Notorious “Spam King” Sanford Wallace – he who clogged up Facebook with over 27 million unsolicited messages, sent through about half a million ripped-off Facebook accounts – has received his comeuppance.
The US Attorney’s Office on Tuesday announced that the spammer’s getting 2.5 years in the slammer.
Wallace is also going to be $310,628.55 lighter after he pays court-ordered restitution for sending all that spam and thereby disobeying a court order not to access Facebook.
In August 2015, Wallace, 47, of Las Vegas, pled guilty to two charges: one count of fraud and criminal contempt in connection with misusing electronic mail and related activity and one count of criminal contempt.
He practiced his cloggery and fraud between about November 2008 and March 2009.
Wallace admitted to opening up a bogus Facebook account under the name “David Frederix.” From there, he tested the spam messages that made him money by redirecting Facebook users to other sites.
He also created an automated process that signed into a Facebook user’s account, stole a list of their friends, and then sent a message to those friends’ Facebook accounts.
The messages looked like they came from a Facebook friend, but of course they didn’t: they came from the Spam King, and they contained a link to a site that phished away a Facebook user’s credentials.
After Wallace’s victims typed in their email addresses and passwords, they’d be whisked off to an affiliate site that paid the spammer for the traffic. Wallace would save their email addresses and passwords so he could keep sending spam, of course.
He’d been ordered – repeatedly – to knock it off.
The Spam King has quite the history: it includes a $4 million fine for infecting computers with spyware in 2006, a restraining order issued in 2004 after it was alleged that his companies were selling the cure to the spyware he installed, and a judgment of $234 million handed out in 2008 after he and his business partner were found to have stolen MySpace passwords before sending 700,000 junk emails.
Facebook had dragged him into court, filing a lawsuit alleging violations of the CAN-SPAM Act of 2003, the Computer Fraud and Abuse Act, and California’s Anti-Phishing and Computer Data Access and Fraud Acts.
On March 2 2009, March 24 2009, and September 18 2009, US District Court Judge Jeremy Fogel ordered Wallace to stay off Facebook: don’t access the network, don’t create an account, don’t maintain an account.
That order didn’t stick: Wallace admitted he was back on in April 2009, logging into his Facebook account while aboard a flight from Las Vegas to New York.
An FBI investigation led to Wallace’s prosecution after he turned himself in, in 2011.
He left a whole lot of victims in his wake: people who should get some satisfaction out of Wallace’s having gotten this comeuppance.
You’d hope that 2.5 years in prison would interrupt the spam onslaught, but let’s not get too comfy with that notion. First of all, Wallace has obviously found a way to earn a living that he really likes. Second, there are plenty of other fraudsters out there, sniffing at the money they can illegally make, and more than happy to step into Wallace’s shoes.
Therefore, here, once again, are the tips for protecting yourself from spam that we gave out when Wallace pled guilty last year:
- Install security software that can scan all of your incoming email, not only for junk, but malware too.
- Use disposable email addresses, especially for sites you’ll likely only visit once.

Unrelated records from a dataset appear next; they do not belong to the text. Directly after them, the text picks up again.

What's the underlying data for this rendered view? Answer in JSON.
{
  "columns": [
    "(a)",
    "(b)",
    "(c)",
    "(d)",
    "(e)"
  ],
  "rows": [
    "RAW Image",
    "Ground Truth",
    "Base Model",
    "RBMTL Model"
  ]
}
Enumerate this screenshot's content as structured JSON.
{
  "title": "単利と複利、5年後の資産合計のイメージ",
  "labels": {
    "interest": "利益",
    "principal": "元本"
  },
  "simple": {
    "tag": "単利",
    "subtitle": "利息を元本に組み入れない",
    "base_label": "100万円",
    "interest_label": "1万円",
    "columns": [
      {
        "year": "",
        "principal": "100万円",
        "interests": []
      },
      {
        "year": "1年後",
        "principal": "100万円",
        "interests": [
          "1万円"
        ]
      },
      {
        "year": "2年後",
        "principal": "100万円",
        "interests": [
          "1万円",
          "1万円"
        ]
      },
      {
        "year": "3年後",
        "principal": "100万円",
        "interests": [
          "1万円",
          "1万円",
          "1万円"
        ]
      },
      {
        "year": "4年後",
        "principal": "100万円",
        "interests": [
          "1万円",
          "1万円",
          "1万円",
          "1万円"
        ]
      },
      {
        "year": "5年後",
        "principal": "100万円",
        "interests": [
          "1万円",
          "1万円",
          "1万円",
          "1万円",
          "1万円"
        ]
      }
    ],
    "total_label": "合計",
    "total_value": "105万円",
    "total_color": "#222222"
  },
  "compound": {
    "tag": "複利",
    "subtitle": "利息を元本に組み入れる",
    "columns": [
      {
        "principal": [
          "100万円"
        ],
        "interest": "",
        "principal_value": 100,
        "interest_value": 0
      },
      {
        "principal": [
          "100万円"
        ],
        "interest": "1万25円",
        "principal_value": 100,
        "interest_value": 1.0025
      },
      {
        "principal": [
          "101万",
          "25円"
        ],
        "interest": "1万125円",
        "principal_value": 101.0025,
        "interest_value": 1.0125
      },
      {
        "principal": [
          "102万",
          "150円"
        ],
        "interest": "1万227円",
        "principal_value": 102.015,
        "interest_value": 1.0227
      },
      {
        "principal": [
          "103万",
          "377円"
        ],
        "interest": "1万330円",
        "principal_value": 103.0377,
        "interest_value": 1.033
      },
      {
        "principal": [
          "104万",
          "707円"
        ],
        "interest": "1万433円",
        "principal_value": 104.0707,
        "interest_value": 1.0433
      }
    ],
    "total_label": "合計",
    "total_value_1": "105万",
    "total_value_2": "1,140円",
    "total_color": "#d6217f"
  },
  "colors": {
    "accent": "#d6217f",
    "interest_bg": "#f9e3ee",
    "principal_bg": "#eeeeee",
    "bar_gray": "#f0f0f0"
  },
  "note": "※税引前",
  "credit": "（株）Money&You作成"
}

- Unsubscribe from unwanted newsletters and alerts.
- Be careful who you give your email address to. Think carefully before publishing it on a public website that can be scraped by an email-harvesting bot.
- Ignore emails and Facebook messages from people you don’t recognize, and read messages carefully from friends – if it doesn’t sound like them, they could have had their account compromised.
- Think carefully before clicking any links found in emails, especially those sent by people or companies you’re not familiar with – who knows where the links will take you or what might be installed on your computer when you get there?
- Be careful even if the sender looks legit: spearphishers are very, very good at imitating the look and feel of familiar names and companies.
- Mark spam as spam – this helps email clients and content management systems improve their algorithms to better detect junk mail in the future.